Clearly, a lot of thought has gone into it.
The new pits are between Club and Abbey corners, at the other end of the track from the old pits. The architects have used the contours of the land to create an interesting situation where the pit-lane entry is above the level of the track, but the exit is below it, in a fashion not dissimilar to Abu Dhabi, but without the tunnel.
Team personnel will walk to the pit wall from the garages down paths between areas of lawn in what for some will be an echo of the old Silverstone 'village green' F1 paddock, which was replaced by a characterless asphalt one in the mid-1990s.
For spectators, there will be a new viewing area towards the end of the lap, complete with giant TV screens, which Phillips hopes will become Silverstone's version of 'Henman Hill' at Wimbledon.
And the redevelopment will have an intriguing impact on the racing.
Moving the pits means Copse will no longer be the first corner, but does create the enticing prospect of a full field of cars streaming together into the brilliant new flat-out Abbey right-hand kink, which last season immediately entered the track's list of great corners.
On the old layout, after Copse, the cars veered through high-speed bends at Becketts and Stowe and did not reach an overtaking point until Vale - more than halfway around the lap.
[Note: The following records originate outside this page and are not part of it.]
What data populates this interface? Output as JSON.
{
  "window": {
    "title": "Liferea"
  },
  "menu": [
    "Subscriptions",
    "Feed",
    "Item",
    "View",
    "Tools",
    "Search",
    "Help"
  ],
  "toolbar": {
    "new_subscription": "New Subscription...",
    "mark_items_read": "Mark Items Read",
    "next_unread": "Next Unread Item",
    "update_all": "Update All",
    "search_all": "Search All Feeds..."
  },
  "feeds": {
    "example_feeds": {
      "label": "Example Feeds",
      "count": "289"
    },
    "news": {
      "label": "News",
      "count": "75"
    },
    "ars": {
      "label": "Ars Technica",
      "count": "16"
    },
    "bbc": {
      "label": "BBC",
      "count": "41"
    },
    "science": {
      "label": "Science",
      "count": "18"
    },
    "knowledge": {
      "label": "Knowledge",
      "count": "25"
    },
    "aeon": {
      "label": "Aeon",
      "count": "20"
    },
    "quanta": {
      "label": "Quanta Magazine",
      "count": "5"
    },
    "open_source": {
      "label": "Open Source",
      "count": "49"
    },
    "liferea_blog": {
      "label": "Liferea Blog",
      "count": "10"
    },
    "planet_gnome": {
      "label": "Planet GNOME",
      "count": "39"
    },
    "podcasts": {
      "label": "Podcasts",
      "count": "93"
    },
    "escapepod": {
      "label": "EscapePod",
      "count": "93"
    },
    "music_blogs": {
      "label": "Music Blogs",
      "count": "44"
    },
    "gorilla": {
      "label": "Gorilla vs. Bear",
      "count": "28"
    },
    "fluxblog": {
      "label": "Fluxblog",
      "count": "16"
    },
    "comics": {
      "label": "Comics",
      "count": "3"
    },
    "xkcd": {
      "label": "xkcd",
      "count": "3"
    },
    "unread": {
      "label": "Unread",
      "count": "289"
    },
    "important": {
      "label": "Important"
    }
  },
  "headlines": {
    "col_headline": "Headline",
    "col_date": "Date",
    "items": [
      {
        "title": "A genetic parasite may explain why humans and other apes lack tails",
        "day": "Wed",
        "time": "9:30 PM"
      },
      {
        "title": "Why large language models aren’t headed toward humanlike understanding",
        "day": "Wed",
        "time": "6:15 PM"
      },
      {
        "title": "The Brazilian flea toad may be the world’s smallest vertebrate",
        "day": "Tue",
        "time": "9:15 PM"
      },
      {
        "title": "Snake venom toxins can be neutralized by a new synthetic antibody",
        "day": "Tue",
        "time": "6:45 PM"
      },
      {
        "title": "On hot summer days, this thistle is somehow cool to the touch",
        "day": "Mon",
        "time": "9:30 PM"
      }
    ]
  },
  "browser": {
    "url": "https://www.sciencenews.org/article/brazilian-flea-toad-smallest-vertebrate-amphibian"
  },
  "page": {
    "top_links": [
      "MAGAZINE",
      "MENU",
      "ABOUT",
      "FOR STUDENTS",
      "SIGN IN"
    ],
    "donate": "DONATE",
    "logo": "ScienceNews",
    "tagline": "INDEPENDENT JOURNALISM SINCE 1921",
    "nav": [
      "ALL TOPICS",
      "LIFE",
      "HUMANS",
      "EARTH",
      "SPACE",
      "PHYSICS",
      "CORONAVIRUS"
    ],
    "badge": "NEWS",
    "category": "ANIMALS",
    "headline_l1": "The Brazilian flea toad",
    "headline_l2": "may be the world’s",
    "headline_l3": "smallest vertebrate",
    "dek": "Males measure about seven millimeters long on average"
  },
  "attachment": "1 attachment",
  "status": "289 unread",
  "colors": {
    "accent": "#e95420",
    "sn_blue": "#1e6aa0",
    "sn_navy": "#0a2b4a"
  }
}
Now, a quick left-hander, which is barely a corner, is quickly followed by the slow Loop hairpin, by which point the field will still be bunched together. As Horner put it, with raised eyebrows belying the understatement, it should be "fairly exciting".
And that seems a pretty fair summation of the future for Silverstone. Frustrated by short-term contracts and the constant threat of the race being taken away, this much-needed new development has been a long time coming. But now it's here, it seems the track can look forward to many successful years of Formula 1.
"It takes a lot to impress Bernie," Horner said, "but I think he will be pleased with what he sees here. He's given it a bit of flak in recent years and if that is what has provoked this, it's been well worth it."